I roll my eyes. “That I’m overthinking something unimportant and that I’ll never know the answers anyway.”
“It’s an interesting concept,” I say, and Lori pounces on the opening.
“I thought so. The thing is, my boss got a couple of freebie tickets for tomorrow and the next day. It isn’t really his sort of thing, and they only need reporters to cover one of the nights. He thought that night two would be better as it’ll give Kitsune a chance to sort out any technical faults that pop up, so that left opening night going free and…well…I agreed to take them off his hands. So, what do you say? I could give you one ticket and pretend I got it because I can’t tell the difference between Chinese and Japanese folklore, and you can give me the other ticket and pretend that you think I’ll enjoy it because I’m a Tech Shifter and must, therefore, love all things Tech Shift related.”
“Seriously? You want us to pretend to be bigots for a night out?”
Lori laughs, and it’s one of her full-bodied laughs that makes her whole body shake in mirth. She grabs me into a hug and presses her face to my shoulder, tears rolling down her cheeks as she says, “Of course not. It makes more sense than questioning every little thing about a photo of someone dressed as an anthropomorphic fox spirit, though.”

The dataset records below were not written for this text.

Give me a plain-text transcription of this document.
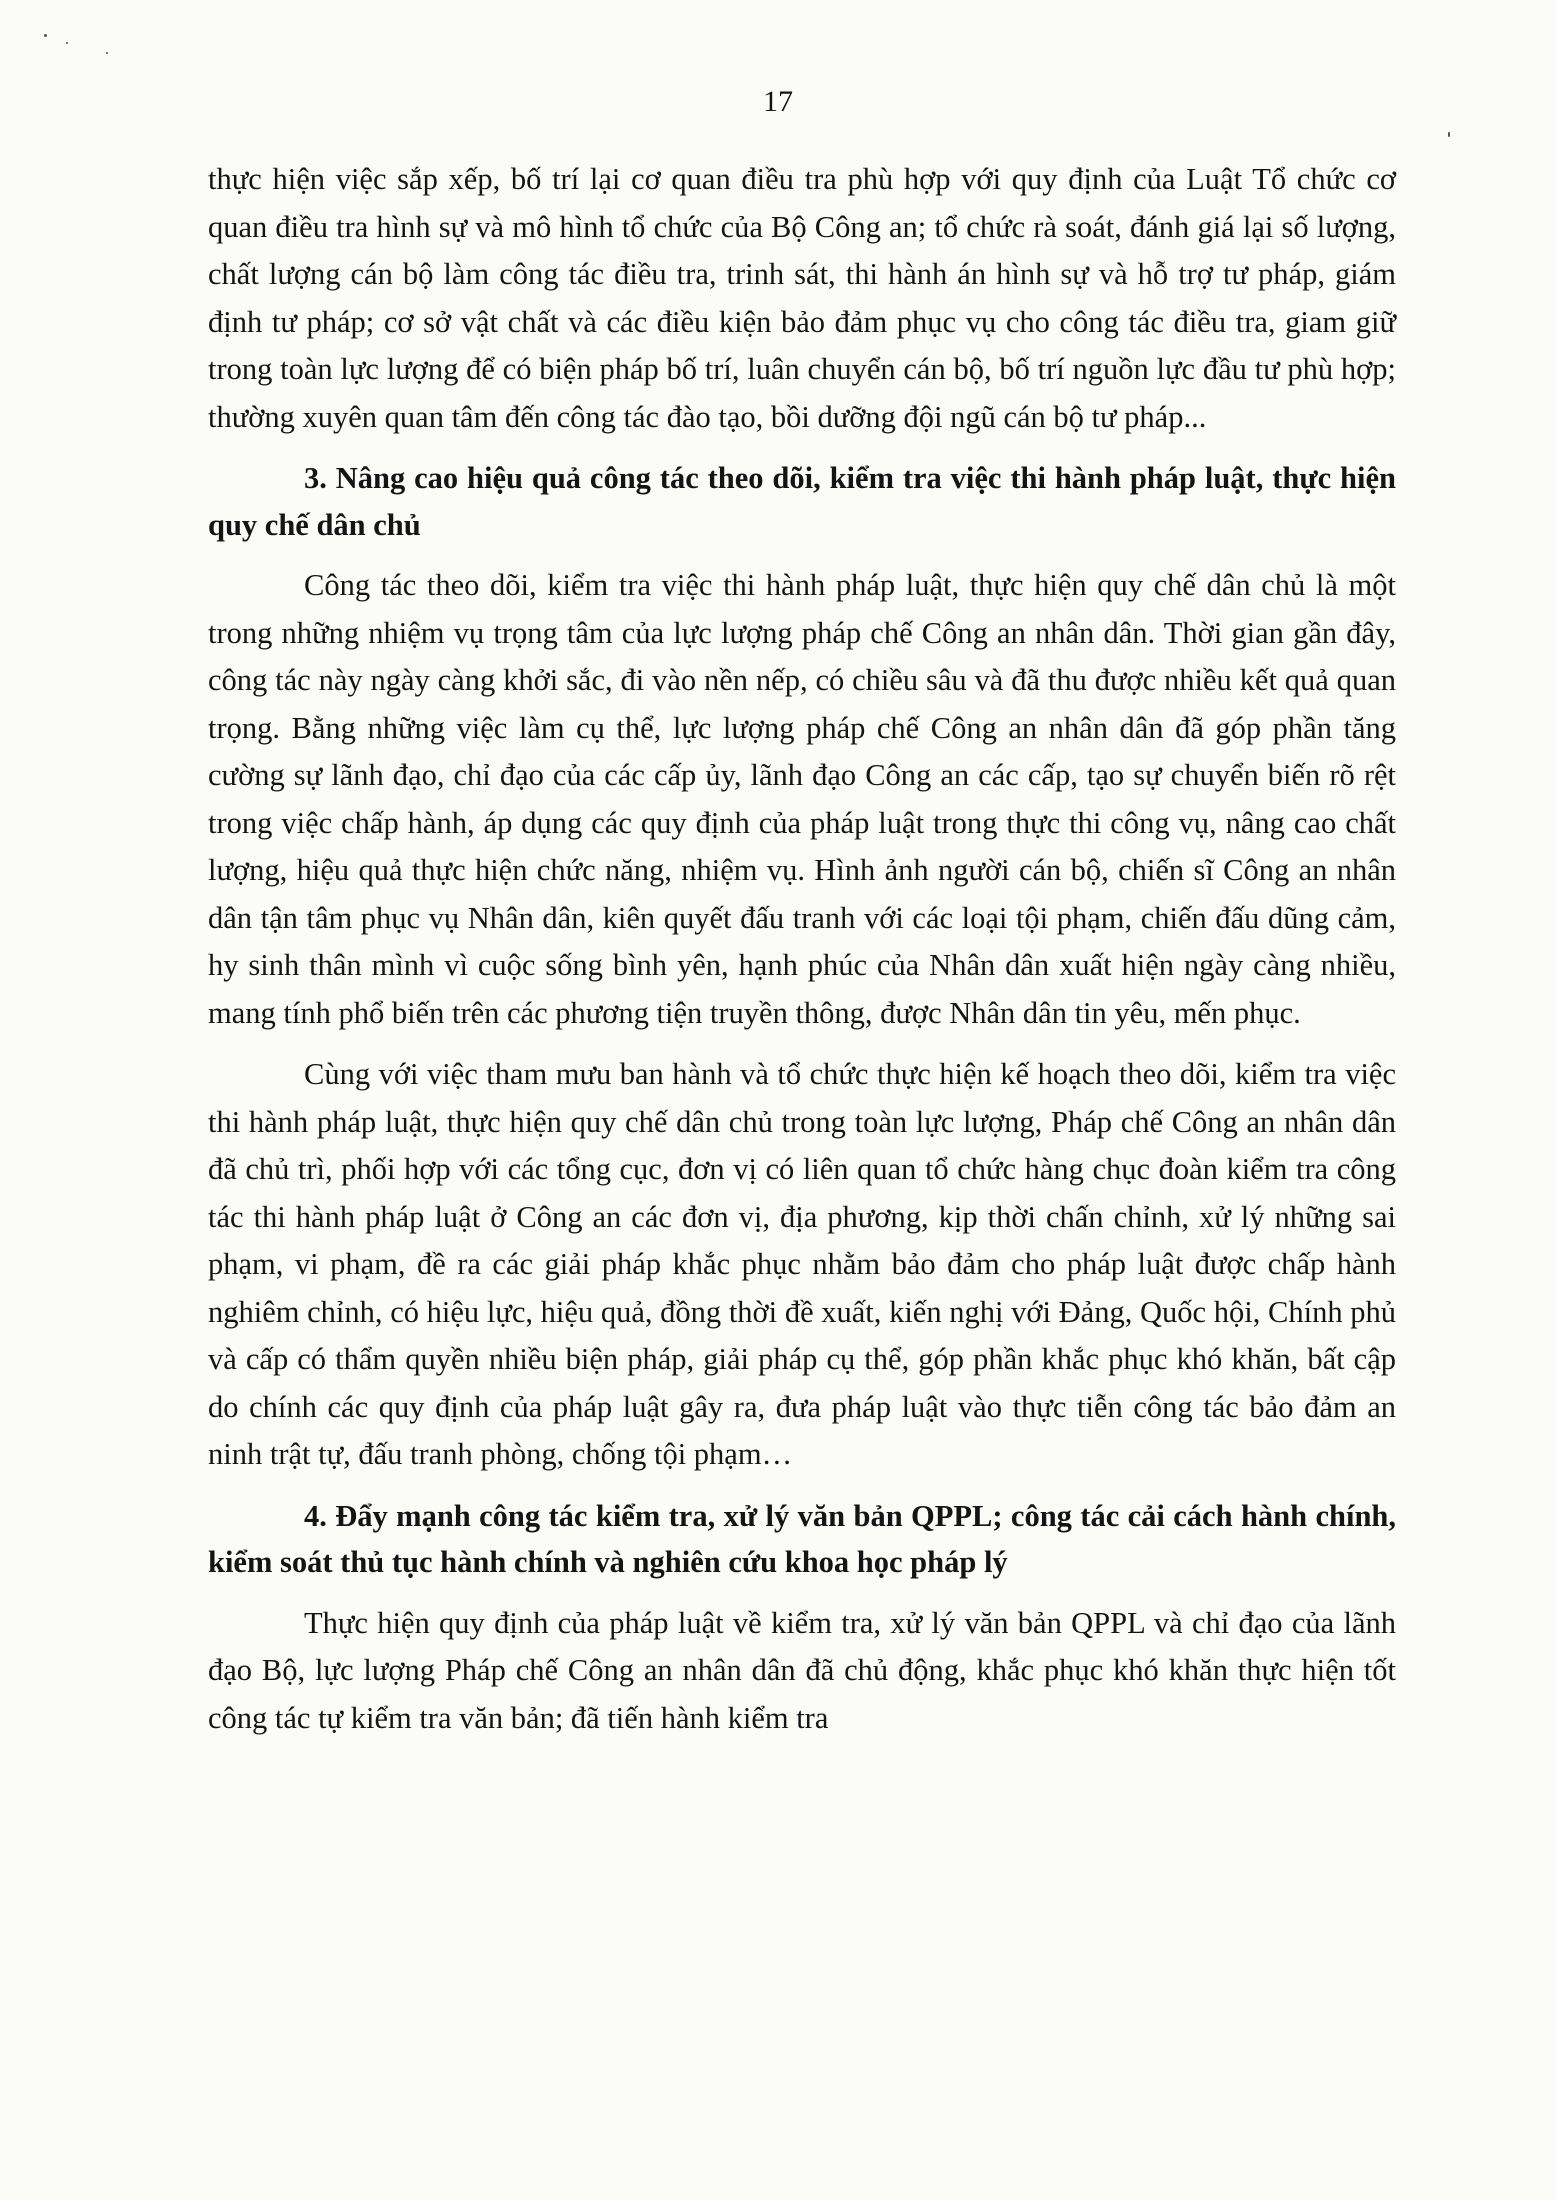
17

thực hiện việc sắp xếp, bố trí lại cơ quan điều tra phù hợp với quy định của Luật Tổ chức cơ quan điều tra hình sự và mô hình tổ chức của Bộ Công an; tổ chức rà soát, đánh giá lại số lượng, chất lượng cán bộ làm công tác điều tra, trinh sát, thi hành án hình sự và hỗ trợ tư pháp, giám định tư pháp; cơ sở vật chất và các điều kiện bảo đảm phục vụ cho công tác điều tra, giam giữ trong toàn lực lượng để có biện pháp bố trí, luân chuyển cán bộ, bố trí nguồn lực đầu tư phù hợp; thường xuyên quan tâm đến công tác đào tạo, bồi dưỡng đội ngũ cán bộ tư pháp...

3. Nâng cao hiệu quả công tác theo dõi, kiểm tra việc thi hành pháp luật, thực hiện quy chế dân chủ

Công tác theo dõi, kiểm tra việc thi hành pháp luật, thực hiện quy chế dân chủ là một trong những nhiệm vụ trọng tâm của lực lượng pháp chế Công an nhân dân. Thời gian gần đây, công tác này ngày càng khởi sắc, đi vào nền nếp, có chiều sâu và đã thu được nhiều kết quả quan trọng. Bằng những việc làm cụ thể, lực lượng pháp chế Công an nhân dân đã góp phần tăng cường sự lãnh đạo, chỉ đạo của các cấp ủy, lãnh đạo Công an các cấp, tạo sự chuyển biến rõ rệt trong việc chấp hành, áp dụng các quy định của pháp luật trong thực thi công vụ, nâng cao chất lượng, hiệu quả thực hiện chức năng, nhiệm vụ. Hình ảnh người cán bộ, chiến sĩ Công an nhân dân tận tâm phục vụ Nhân dân, kiên quyết đấu tranh với các loại tội phạm, chiến đấu dũng cảm, hy sinh thân mình vì cuộc sống bình yên, hạnh phúc của Nhân dân xuất hiện ngày càng nhiều, mang tính phổ biến trên các phương tiện truyền thông, được Nhân dân tin yêu, mến phục.

Cùng với việc tham mưu ban hành và tổ chức thực hiện kế hoạch theo dõi, kiểm tra việc thi hành pháp luật, thực hiện quy chế dân chủ trong toàn lực lượng, Pháp chế Công an nhân dân đã chủ trì, phối hợp với các tổng cục, đơn vị có liên quan tổ chức hàng chục đoàn kiểm tra công tác thi hành pháp luật ở Công an các đơn vị, địa phương, kịp thời chấn chỉnh, xử lý những sai phạm, vi phạm, đề ra các giải pháp khắc phục nhằm bảo đảm cho pháp luật được chấp hành nghiêm chỉnh, có hiệu lực, hiệu quả, đồng thời đề xuất, kiến nghị với Đảng, Quốc hội, Chính phủ và cấp có thẩm quyền nhiều biện pháp, giải pháp cụ thể, góp phần khắc phục khó khăn, bất cập do chính các quy định của pháp luật gây ra, đưa pháp luật vào thực tiễn công tác bảo đảm an ninh trật tự, đấu tranh phòng, chống tội phạm…

4. Đẩy mạnh công tác kiểm tra, xử lý văn bản QPPL; công tác cải cách hành chính, kiểm soát thủ tục hành chính và nghiên cứu khoa học pháp lý

Thực hiện quy định của pháp luật về kiểm tra, xử lý văn bản QPPL và chỉ đạo của lãnh đạo Bộ, lực lượng Pháp chế Công an nhân dân đã chủ động, khắc phục khó khăn thực hiện tốt công tác tự kiểm tra văn bản; đã tiến hành kiểm tra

“Okay, okay,” I reply, joining the laughter. “Point taken. It is pretty hard to switch off as of late.”
Lori steps back and looks up at me, wiping the tears away from her pale blue eyes. “Honestly, the whole thing sounds kinda hammy to me, but you never know. At worst, we’ll either get a surprisingly good show or something we can laugh about later.”

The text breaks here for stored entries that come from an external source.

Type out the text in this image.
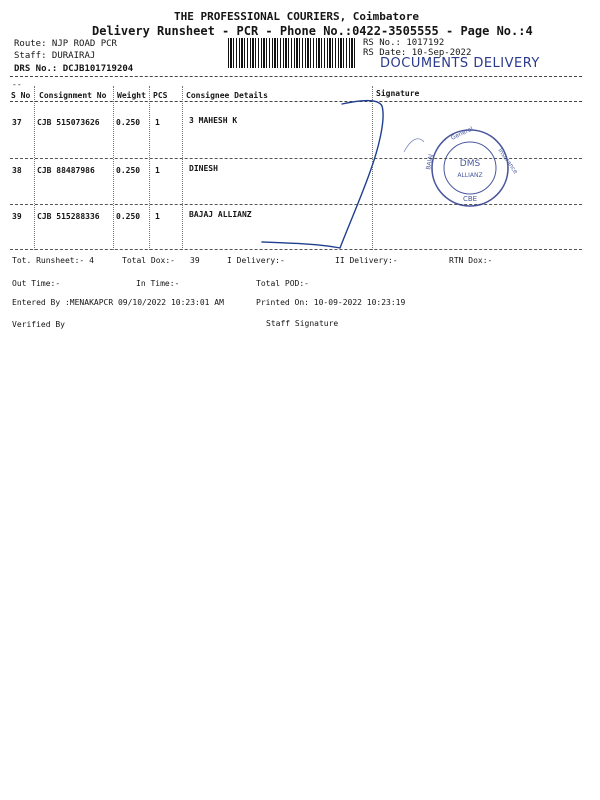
THE PROFESSIONAL COURIERS, Coimbatore
Delivery Runsheet - PCR - Phone No.:0422-3505555 - Page No.:4
Route: NJP ROAD PCR
Staff: DURAIRAJ
DRS No.: DCJB101719204
RS No.: 1017192
RS Date: 10-Sep-2022
DOCUMENTS DELIVERY
--
S No Consignment No Weight PCS Consignee Details	Signature
37 CJB 515073626 0.250 1	3 MAHESH K
38 CJB 88487986	0.250 1	DINESH
39 CJB 515288336 0.250 1	BAJAJ ALLIANZ
Tot. Runsheet:- 4	Total Dox:- 39	I Delivery:-	II Delivery:-	RTN Dox:-
Out Time:-	In Time:-	Total POD:-
Entered By :MENAKAPCR 09/10/2022 10:23:01 AM	Printed On: 10-09-2022 10:23:19
Verified By	Staff Signature
DMS
ALLIANZ
CBE
General
BAJAJ	Insurance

I tilt my head and let my eyes relax into a warm curiosity. “This is really important to you, isn’t it?”
Lori blinks and turns her face away, her cheeks reddening a little. “You are an incredible person, but you really don’t look after yourself sometimes. I have Ink, but you don’t really have many ways to wind down and get out of that work headspace.” She lifts her head back to mine, and her eyes are a beautiful mix of pleading and something else hidden just beneath the surface. For someone who spends part of her time as a large cat, she sure does puppy-dog eyes well. “Please, Cassie, let me take care of you with this.”
“Okay,” I sigh. “Okay, I’ll go. But for the record, there are nine-tailed fox stories in Chinese folklore too. We called them jiuweihu.”
“Good to know,” she says, and pulls me into another hug. “Thank you.”
Confidence. It was confidence lurking beneath the cuteness. She knew I couldn’t resist that look. I’d cry foul by way of manipulation, but I’m pretty sure she also knew that, deep down, I know she’s right. At the very least when I’m around her. I don’t know if I’m focusing on work because the relationship jitters make me so uncomfortable, or if there’s still part of me that doesn’t feel ready to be with someone, but something has to change. This could be just what I need.